Egypt, World Bank sign $1.15bn agreements to support 30 million citizens

Nehal Samir
6 Min Read

Egypt’s Ministry of International Cooperation and the World Bank have signed finance agreements worth $1.15bn since January 2020 to support over 30 million Egyptians in various sectors.

The agreements come as part of the ministry’s vision to strengthen economic relations with multilateral and bilateral development partners, in order to meet Egypt’s development financing needs. The financing has gone to a variety of sectors, the most important of which are health, housing, and the environment.

Minister of International Cooperation Rania Al-Mashat said that her ministry has been committed to charting the course for the UN’s Sustainable Development Goal (SDG) financing as the world enters into a “decade of action and delivery”. This has meant a necessary redesigning of development finance that will be dedicated towards sustainable development and collectively achieving the National 2030 Agenda.

The Ministry of International Cooperation and the World Bank Group released, on Monday, a new report, entitled ‘Economic Monitor Report: From Crisis to Economic Transformation, Unleashing Egypt’s Potential in Productivity and Job creation’. The report was released in the presence of Egypt’s Minister of Education and Technical Education, Tarek Shawky.

Minister Al-Mashat said the report reflects Egypt’s resilience that has been singled out on the global stage through several international reports issued by the World Bank and the European Bank for Reconstruction and Development (EBRD).

These reports highlighted that Egypt is the only economy in the Middle East that is likely to escape recession in 2020, as well as the only country with positive growth rates of 2% in 2020 and expectations of 5% in 2021.

The agreements come under the Ministry of International Cooperation’s Global Partnerships Narrative, which is defined by the triple Ps: people at the core, projects in action, and purpose as the driver.

At the start of the pandemic, International Cooperation Minister Rania Al-Mashat said her ministry held meetings under the first multi-stakeholder platform “Global Partnerships for Effective Development Cooperation”, to determine urgent financing needs and health sector priorities. These resulted in a $50m agreement with the World Bank as part of the rapid financing package to confront the novel coronavirus (COVID-19) pandemic.

To support Egypt’s transformational Universal Health Insurance System (UHIS), the World Bank’s Board of Executive Directors have also approved $400m towards Egypt’s universal health coverage (UHC).

Under people at the core, the health sector projects instigated since 2018 include: improving services at 600 primary health-care facilities and 27 hospitals; screening one million blood units annually; expanding Hepatitis C screening for about 35 million citizens and treating some 1.5 million patients; as well as screening 20 million adults for non-communicable diseases.

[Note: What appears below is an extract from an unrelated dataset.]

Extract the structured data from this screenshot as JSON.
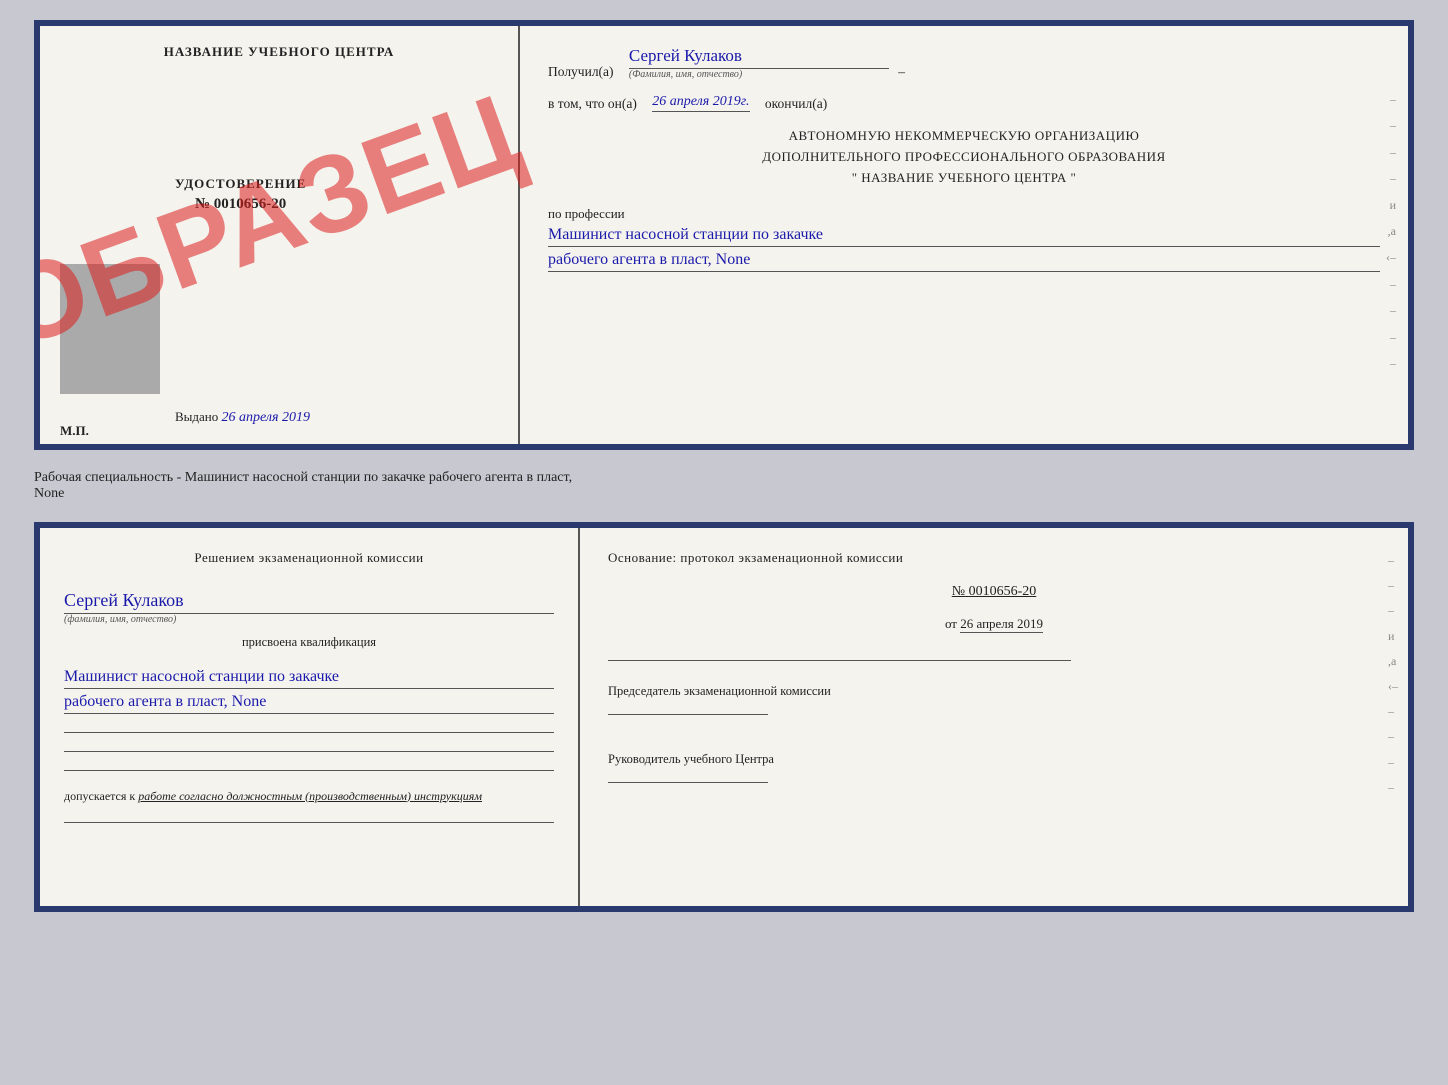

In March 2020, the World Bank provided additional financing of $500m to Egypt, to support ongoing efforts on affordable formal housing for low-income households. This was also to strengthen the capacity of the country’s Social Housing and Mortgage Finance Fund to design policies and coordinate social housing programmes.

The fund oversees the “Inclusive Housing Finance Programme”, launched in 2015, which aims to provide affordable housing to almost 1 million Egyptian nationals of low and middle incomes by 2024. Prioritising women and youth, the programme also seeks to supervise the implementation of the housing programmes, manage land use and design policies.

To protect the environment, in September 2020, the World Bank provided $200m to support Egypt’s pollution reduction initiatives in critical sectors, and to increase resilience to air pollution in Greater Cairo. The project will focus on reducing vehicle emissions, improving the management of solid waste, and strengthening the air and climate decision-making system.

Under the Egypt Education Reform Project, the World Bank has helped support education facilities to 12.2 million primary school students, 8.9 million in junior high, and 2.8 million at the secondary level. This has taken place through a grant of $500m that was granted in August 2018.

Through a $900m grant signed in January, it aims to provide conditional family income support aimed at increasing food consumption, reduce poverty while encouraging families to keep children in school, provide families with needed health care, and protect Egypt’s poor elderly citizens above 65 years of age and citizens with severe disabilities and diseases as well as orphans.

The total current portfolio of bilateral cooperation between Egypt and the World Bank amounts to $5.38bn in various sectors including housing, sanitation, social solidarity, transportation, health, education, local development, petroleum, small enterprises and the environment.